Kernels on Fedora Apps

You want these packages

kernel
kernel-core
kernel-devel
kernel-headers
kernel-modules
kernel-modules-extra

Then you install those locally with dnf or rpm and use --force option if needed

eg
$ rpm -i kernel-headers-4.18.3-1.fc29.x86_64.rpm --force

If NVIDIA modules won’t generate, force akmods build

$ akmods --force

To prevent an update to remove your stable kernel, you either pass the--exclude option

$ dnf update --exclude kernel*

Or you can lock the kernel package from dnf.conf .

Open this:
/etc/dnf/dnf.conf
Add this:
excludepkgs = kernel*

The reason you want to do this is because DKMS on RPM-Fusion modules doesn’t always work with Rawhide kernels, and there are some more issues too

Is Rawhide for me?

Not sure for you, but it certainly is for me! Rawhide is for everyone who’s fan of GNOME Desktop, who likes Fedora but hates upgrades, but also can deal with some workarounds!

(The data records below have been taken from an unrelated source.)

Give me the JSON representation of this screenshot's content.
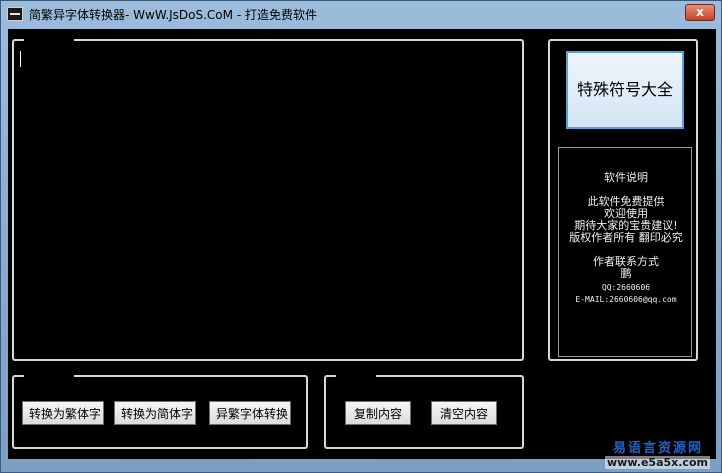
{
  "window": {
    "title": "简繁异字体转换器- WwW.JsDoS.CoM - 打造免费软件",
    "close_label": "x"
  },
  "editor": {
    "value": ""
  },
  "buttons": {
    "to_traditional": "转换为繁体字",
    "to_simplified": "转换为简体字",
    "variant_convert": "异繁字体转换",
    "copy_content": "复制内容",
    "clear_content": "清空内容",
    "special_symbols": "特殊符号大全"
  },
  "info": {
    "heading": "软件说明",
    "line1": "此软件免费提供",
    "line2": "欢迎使用",
    "line3": "期待大家的宝贵建议!",
    "line4": "版权作者所有 翻印必究",
    "contact_heading": "作者联系方式",
    "name": "鹏",
    "qq": "QQ:2660606",
    "email": "E-MAIL:2660606@qq.com"
  },
  "watermark": {
    "line1": "易语言资源网",
    "line2": "www.e5a5x.com"
  },
  "colors": {
    "background": "#000000",
    "accent": "#5aa0d6",
    "watermark": "#1e63c6"
  }
}
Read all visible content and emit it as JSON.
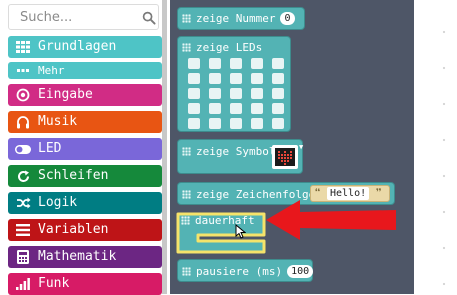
{
  "search": {
    "placeholder": "Suche..."
  },
  "categories": [
    {
      "label": "Grundlagen",
      "color": "#4ec4c6",
      "icon": "grid-icon"
    },
    {
      "label": "Mehr",
      "color": "#4ec4c6",
      "icon": "dots-icon"
    },
    {
      "label": "Eingabe",
      "color": "#d12c85",
      "icon": "target-icon"
    },
    {
      "label": "Musik",
      "color": "#e85513",
      "icon": "headphones-icon"
    },
    {
      "label": "LED",
      "color": "#7a67d9",
      "icon": "toggle-icon"
    },
    {
      "label": "Schleifen",
      "color": "#15893b",
      "icon": "refresh-icon"
    },
    {
      "label": "Logik",
      "color": "#007d83",
      "icon": "shuffle-icon"
    },
    {
      "label": "Variablen",
      "color": "#be1417",
      "icon": "list-icon"
    },
    {
      "label": "Mathematik",
      "color": "#6c2683",
      "icon": "calculator-icon"
    },
    {
      "label": "Funk",
      "color": "#d71b66",
      "icon": "signal-icon"
    }
  ],
  "blocks": {
    "show_number": {
      "label": "zeige Nummer",
      "value": "0"
    },
    "show_leds": {
      "label": "zeige LEDs"
    },
    "show_icon": {
      "label": "zeige Symbol"
    },
    "show_string": {
      "label": "zeige Zeichenfolge",
      "value": "Hello!"
    },
    "forever": {
      "label": "dauerhaft"
    },
    "pause": {
      "label": "pausiere (ms)",
      "value": "100"
    }
  },
  "colors": {
    "basic_block": "#53b3b4",
    "workspace": "#4e5667",
    "highlight": "#f5e36a",
    "arrow": "#e8171c"
  }
}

But believe me, Rawhide is far from being unusable, and of course you can do whatever normal Fedora releases can do, like web-developing, setting up containers etc

Using Linux desktop isn’t maths to read docs and guides. Linux is physics! You only learn by experiments! -another alex wisdom quote :)

Point is you need to try Rawhide and see how it goes! This post was nothing but a small tip that might help you!